He flung his books noisily on the table and then proceeded to array himself for the ardours of composition. He first of all divested himself of his collar and tie, and wrapped round his throat the green velvet scarf, that would have lain more appropriately as a stole on the shoulders of an ecclesiastic than it did as a muffler on those of a Gefangener, engaged on a psychological study of seduction. Tarrant then removed his tunic, disclosing a woollen waistcoat, over which he proceeded to draw the second woollen coat that he had brought with him. He explained that they brought him physical ease.
“You see, old man,” he said, “it’s not much use my mind being free, if my limbs are encased in even the loosest of military tunics.”
He then proceeded to work.
Every writer, of course, has his own particular foible, and Tarrant’s was an appalling accuracy in gauging the exact number of words that he had written. Most writers are quite content to add up the number of lines in a page, then find the average number of words in a line and multiply. But Tarrant would have none of these slipshod methods.
“On that principle,” he said, “I suppose you’d call a line a line whether it goes right across the page or not?”
He gave a grunt of contempt.
“And then you say The Loom of Youth is 110,000 words long; why, half the lines you call ten words long only consist of two words—‘Bloody Hell.’ That’s not the way to do things.”

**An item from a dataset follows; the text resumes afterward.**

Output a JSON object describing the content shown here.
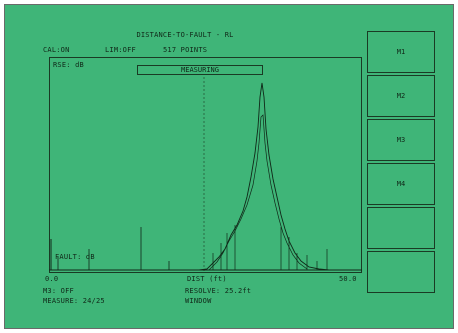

And so Tarrant laboriously added up every word. It became quite a mania with him. So much so, in fact, that he used to embark on long discussions as to the derivation of amalgamated words, and whether “lunch-time” should count as two or one. For his rough draft he kept beside him a small slip of paper, on which at the end of each sentence he used to make mathematical calculations, that reminded me of school cricket, the scoring box, and the attempt to keep level with the tens.
Correction involved much labour. At the end of the sentence he might have noted down 277 words. Then he would revise; half a clause consisting of eight words would be omitted, and on the slip of paper down went 269. Then a celibate noun called for an adjectival mate, and 270 was hoisted amid applause. It was an amusing game, but it took up a great deal of time. Very rarely did Tarrant produce more than 400 words as the result of three hours’ work, and his absolute maximum for a day was 1100.